Gov. Tom Wolf, a Democrat, condemned the legal maneuvers.

“Our election officials at the state and local level should be free to do their jobs without intimidation or attacks,” Mr. Wolf said in a statement. “These attempts to subvert the democratic process are disgraceful.”

Mr. Biden is expected to gain significant ground in Philadelphia and its suburbs, where vote counters were working around the clock to sort through hundreds of thousands of uncounted votes. A number of ballots also remain in more conservative counties, giving the Trump campaign hope.

If the race comes down to the wire, the fate of thousands of provisional ballots set to be counted next week might also be in play. Many voters who requested mail-in ballots but decided to vote in person instead and did not bring their mail ballots with them to be “spoiled,” or rendered unusable, were given provisional ballots, said Bethany Hallam, a member of the elections board of Allegheny County. At least one Republican lawsuit was filed to throw out certain provisional ballots, and Ms. Hallam expects more are coming.

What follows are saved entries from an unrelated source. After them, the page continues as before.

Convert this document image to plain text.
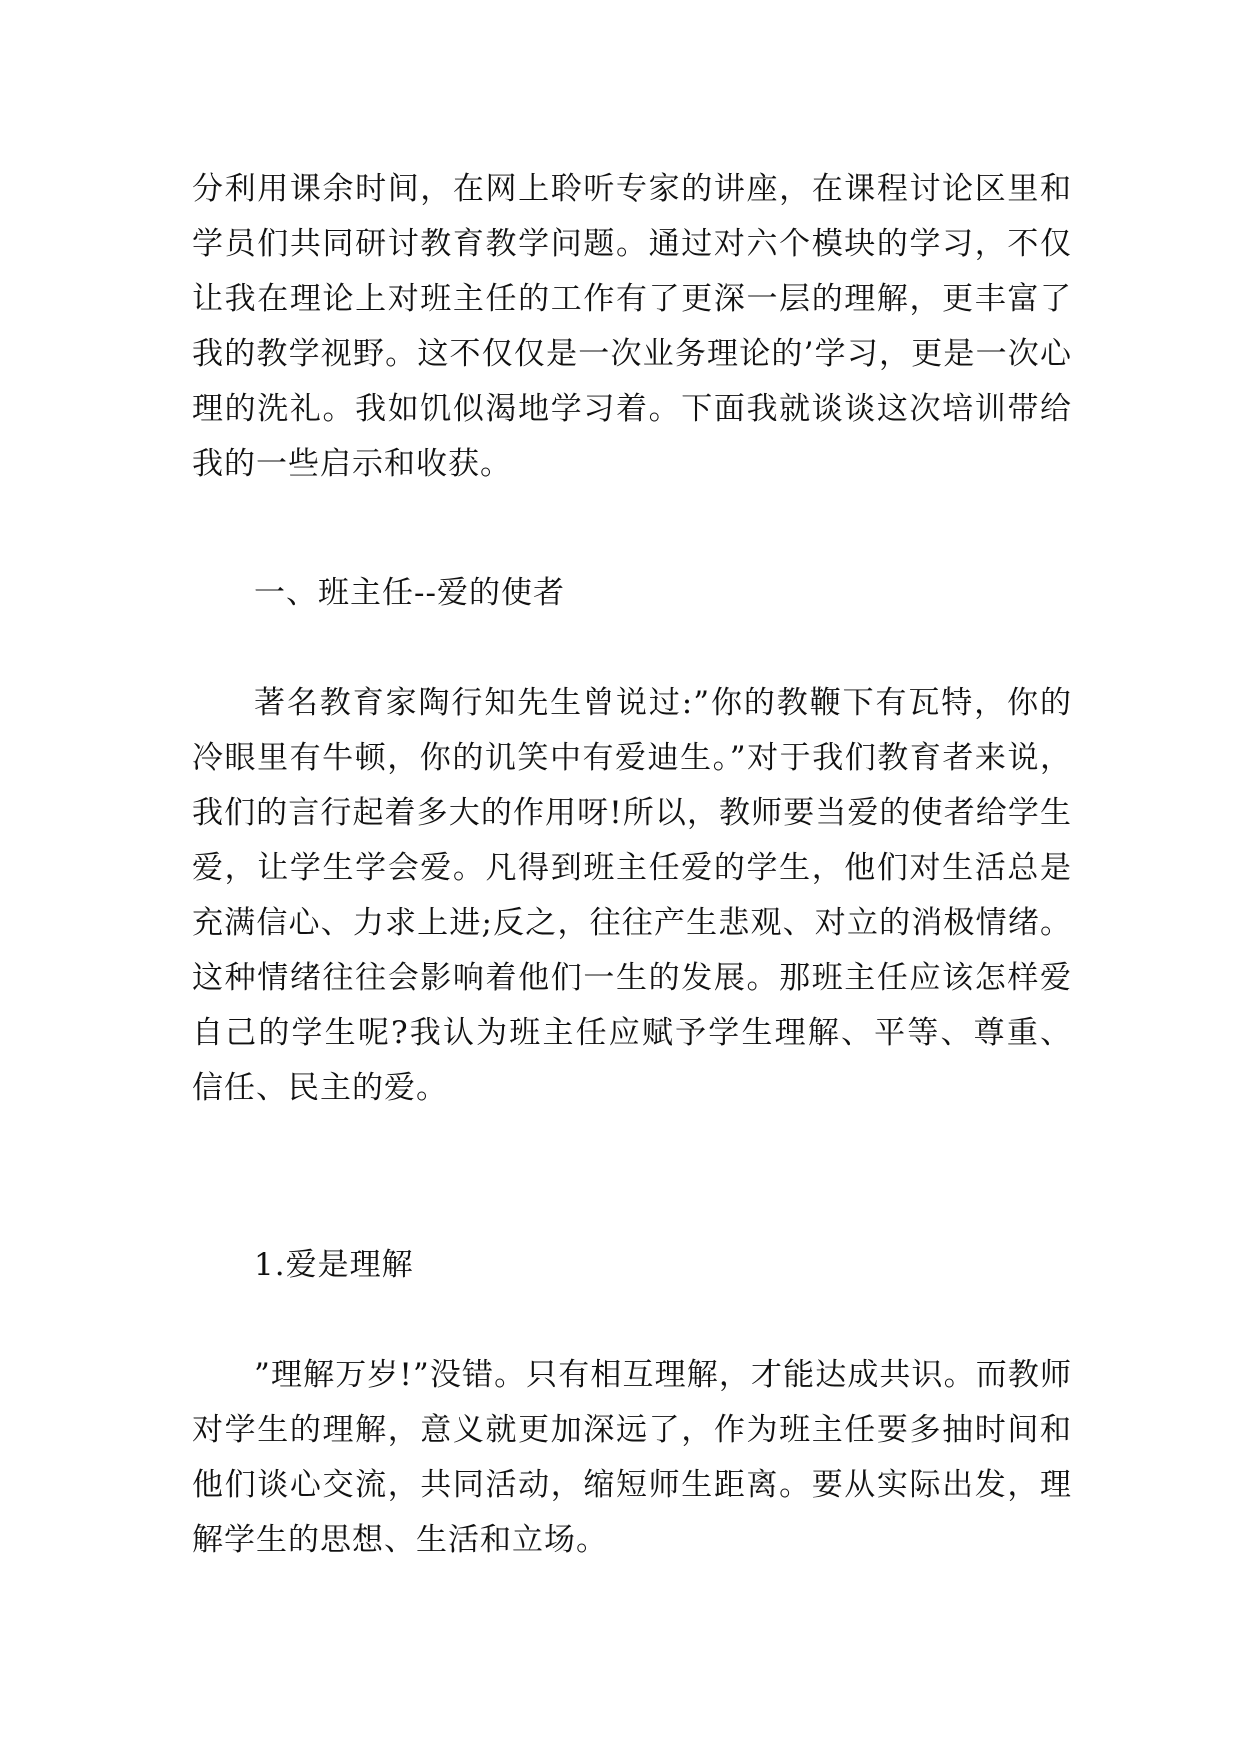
分利用课余时间，在网上聆听专家的讲座，在课程讨论区里和学员们共同研讨教育教学问题。通过对六个模块的学习，不仅让我在理论上对班主任的工作有了更深一层的理解，更丰富了我的教学视野。这不仅仅是一次业务理论的’学习，更是一次心理的洗礼。我如饥似渴地学习着。下面我就谈谈这次培训带给我的一些启示和收获。

一、班主任--爱的使者

著名教育家陶行知先生曾说过:”你的教鞭下有瓦特，你的冷眼里有牛顿，你的讥笑中有爱迪生。”对于我们教育者来说，我们的言行起着多大的作用呀!所以，教师要当爱的使者给学生爱，让学生学会爱。凡得到班主任爱的学生，他们对生活总是充满信心、力求上进;反之，往往产生悲观、对立的消极情绪。这种情绪往往会影响着他们一生的发展。那班主任应该怎样爱自己的学生呢?我认为班主任应赋予学生理解、平等、尊重、信任、民主的爱。

1.爱是理解

”理解万岁!”没错。只有相互理解，才能达成共识。而教师对学生的理解，意义就更加深远了，作为班主任要多抽时间和他们谈心交流，共同活动，缩短师生距离。要从实际出发，理解学生的思想、生活和立场。
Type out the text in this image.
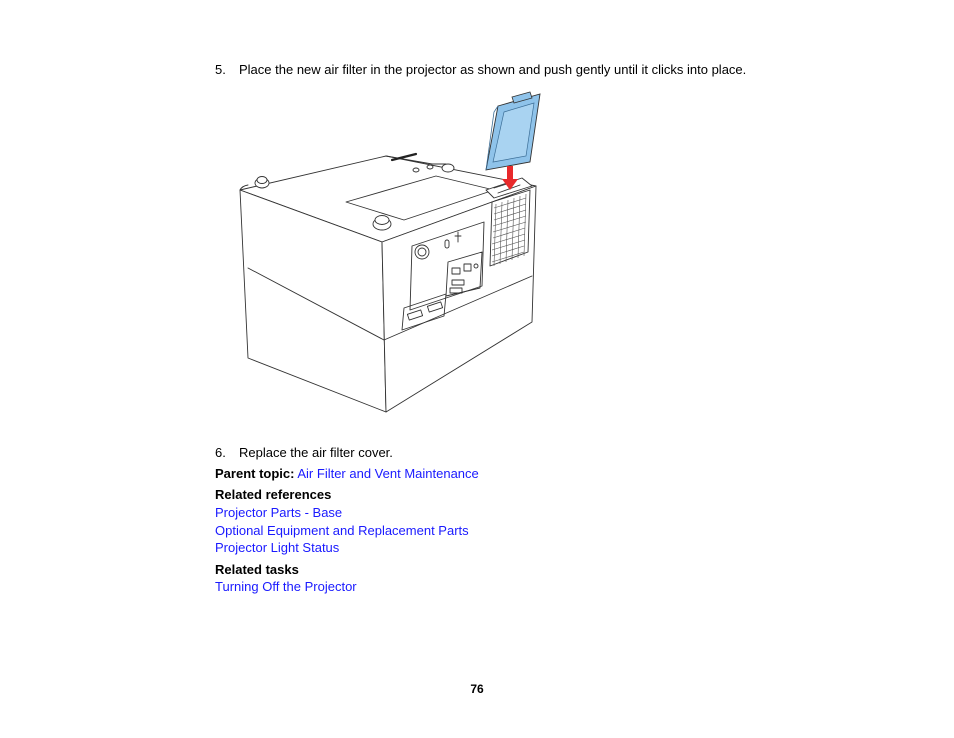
5. Place the new air filter in the projector as shown and push gently until it clicks into place.
6. Replace the air filter cover.
Parent topic: Air Filter and Vent Maintenance
Related references
Projector Parts - Base
Optional Equipment and Replacement Parts
Projector Light Status
Related tasks
Turning Off the Projector
76
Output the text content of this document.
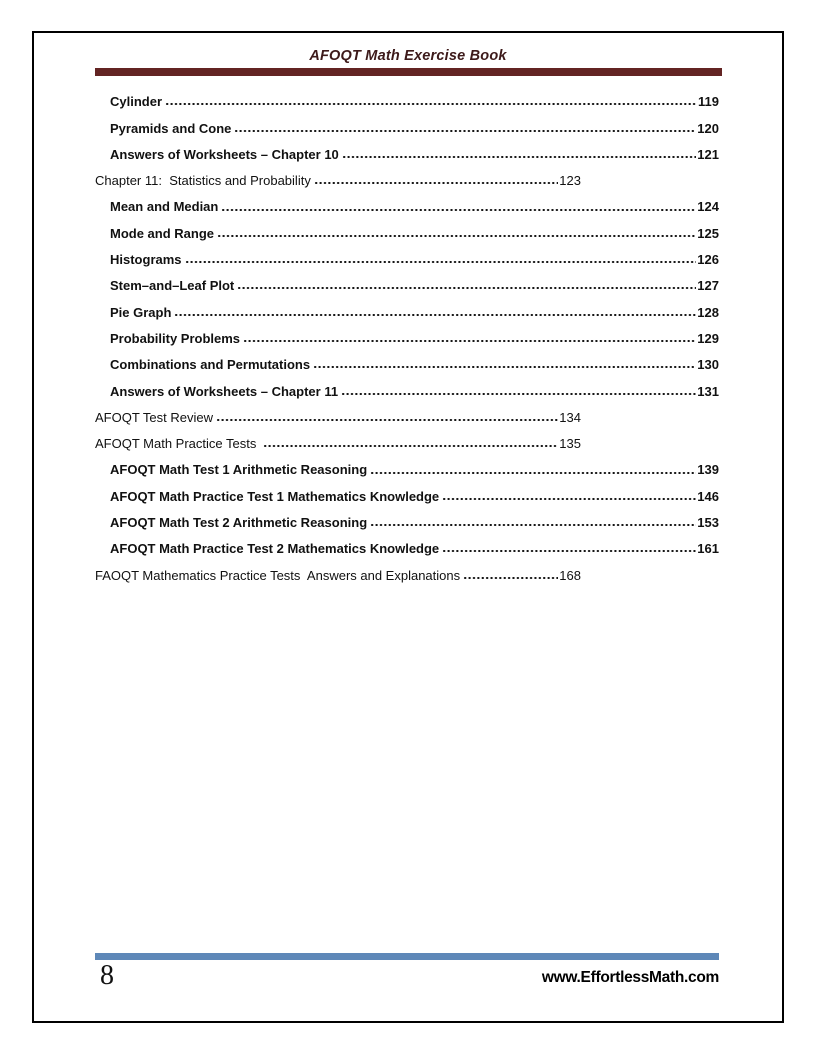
AFOQT Math Exercise Book
Cylinder	119
Pyramids and Cone	120
Answers of Worksheets – Chapter 10	121
Chapter 11:  Statistics and Probability	123
Mean and Median	124
Mode and Range	125
Histograms	126
Stem–and–Leaf Plot	127
Pie Graph	128
Probability Problems	129
Combinations and Permutations	130
Answers of Worksheets – Chapter 11	131
AFOQT Test Review	134
AFOQT Math Practice Tests	135
AFOQT Math Test 1 Arithmetic Reasoning	139
AFOQT Math Practice Test 1 Mathematics Knowledge	146
AFOQT Math Test 2 Arithmetic Reasoning	153
AFOQT Math Practice Test 2 Mathematics Knowledge	161
FAOQT Mathematics Practice Tests  Answers and Explanations	168
8	www.EffortlessMath.com
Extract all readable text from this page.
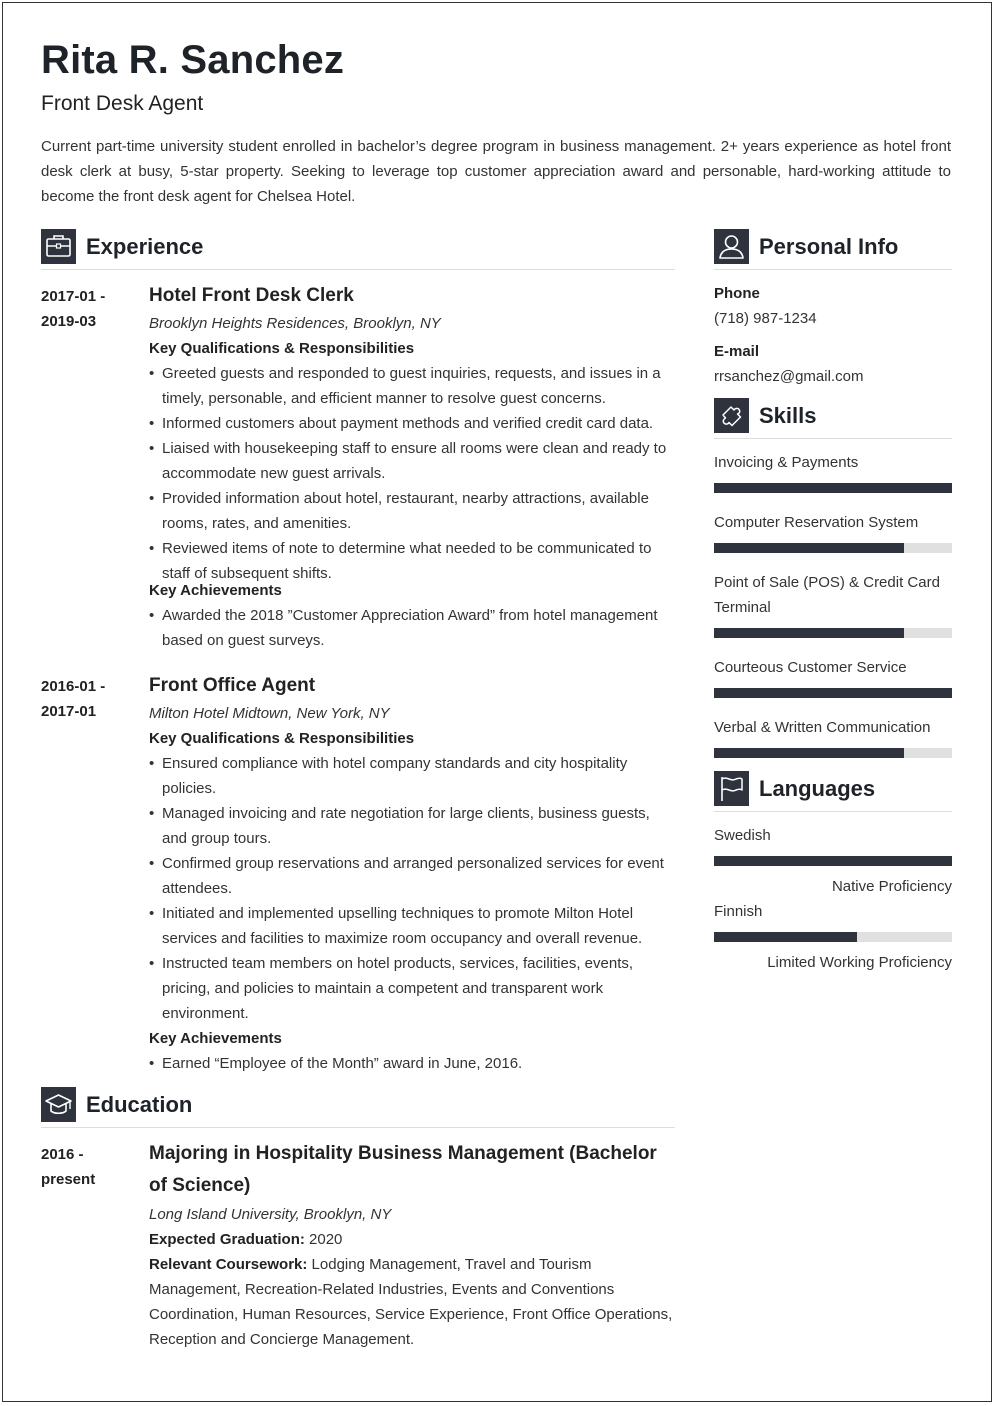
Rita R. Sanchez
Front Desk Agent
Current part-time university student enrolled in bachelor’s degree program in business management. 2+ years experience as hotel front desk clerk at busy, 5-star property. Seeking to leverage top customer appreciation award and personable, hard-working attitude to become the front desk agent for Chelsea Hotel.
Experience
2017-01 -
2019-03
Hotel Front Desk Clerk
Brooklyn Heights Residences, Brooklyn, NY
Key Qualifications & Responsibilities
• Greeted guests and responded to guest inquiries, requests, and issues in a timely, personable, and efficient manner to resolve guest concerns.
• Informed customers about payment methods and verified credit card data.
• Liaised with housekeeping staff to ensure all rooms were clean and ready to accommodate new guest arrivals.
• Provided information about hotel, restaurant, nearby attractions, available rooms, rates, and amenities.
• Reviewed items of note to determine what needed to be communicated to staff of subsequent shifts.
Key Achievements
• Awarded the 2018 ”Customer Appreciation Award” from hotel management based on guest surveys.
2016-01 -
2017-01
Front Office Agent
Milton Hotel Midtown, New York, NY
Key Qualifications & Responsibilities
• Ensured compliance with hotel company standards and city hospitality policies.
• Managed invoicing and rate negotiation for large clients, business guests, and group tours.
• Confirmed group reservations and arranged personalized services for event attendees.
• Initiated and implemented upselling techniques to promote Milton Hotel services and facilities to maximize room occupancy and overall revenue.
• Instructed team members on hotel products, services, facilities, events, pricing, and policies to maintain a competent and transparent work environment.
Key Achievements
• Earned “Employee of the Month” award in June, 2016.
Education
2016 -
present
Majoring in Hospitality Business Management (Bachelor of Science)
Long Island University, Brooklyn, NY
Expected Graduation: 2020
Relevant Coursework: Lodging Management, Travel and Tourism Management, Recreation-Related Industries, Events and Conventions Coordination, Human Resources, Service Experience, Front Office Operations, Reception and Concierge Management.
Personal Info
Phone
(718) 987-1234
E-mail
rrsanchez@gmail.com
Skills
Invoicing & Payments
Computer Reservation System
Point of Sale (POS) & Credit Card Terminal
Courteous Customer Service
Verbal & Written Communication
Languages
Swedish
Native Proficiency
Finnish
Limited Working Proficiency
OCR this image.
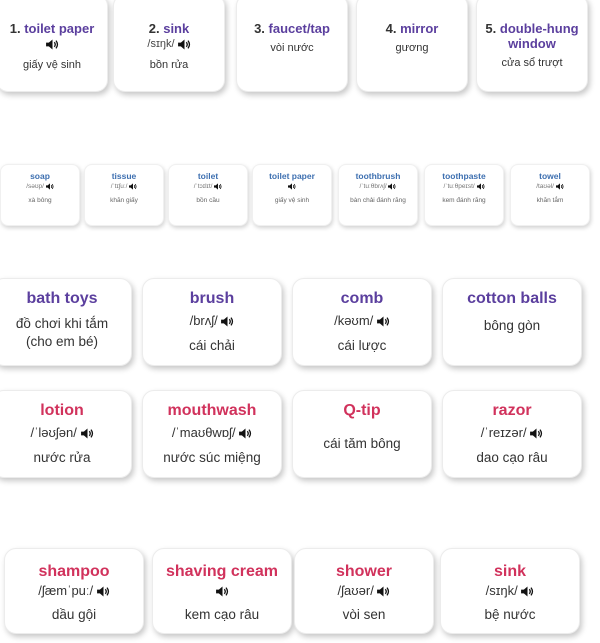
1. toilet paper
giấy vệ sinh
2. sink
/sɪŋk/
bồn rửa
3. faucet/tap
vòi nước
4. mirror
gương
5. double-hung window
cửa sổ trượt
soap
/səʊp/
xà bông
tissue
/ˈtɪʃuː/
khăn giấy
toilet
/ˈtɔɪlɪt/
bồn cầu
toilet paper
giấy vệ sinh
toothbrush
/ˈtuːθbrʌʃ/
bàn chải đánh răng
toothpaste
/ˈtuːθpeɪst/
kem đánh răng
towel
/taʊəl/
khăn tắm
bath toys
đồ chơi khi tắm
(cho em bé)
brush
/brʌʃ/
cái chải
comb
/kəʊm/
cái lược
cotton balls
bông gòn
lotion
/ˈləʊʃən/
nước rửa
mouthwash
/ˈmaʊθwɒʃ/
nước súc miệng
Q-tip
cái tăm bông
razor
/ˈreɪzər/
dao cạo râu
shampoo
/ʃæmˈpuː/
dầu gội
shaving cream
kem cạo râu
shower
/ʃaʊər/
vòi sen
sink
/sɪŋk/
bệ nước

Mr. Trump “sent his entire legal team to Pennsylvania to try to invalidate legal votes in whatever way possible,” Ms. Hallam said.

On Thursday, the Trump campaign held a brief news conference outside the Convention Center, celebrating a court order that allowed for their observers to more closely watch the ballot counting in Philadelphia.

City officials quickly filed an appeal to the Pennsylvania Supreme Court, which resulted in a brief pause in the count in Philadelphia. But it was quickly resumed. The state Supreme Court has not issued a decision as to whether they would accept or deny the appeal.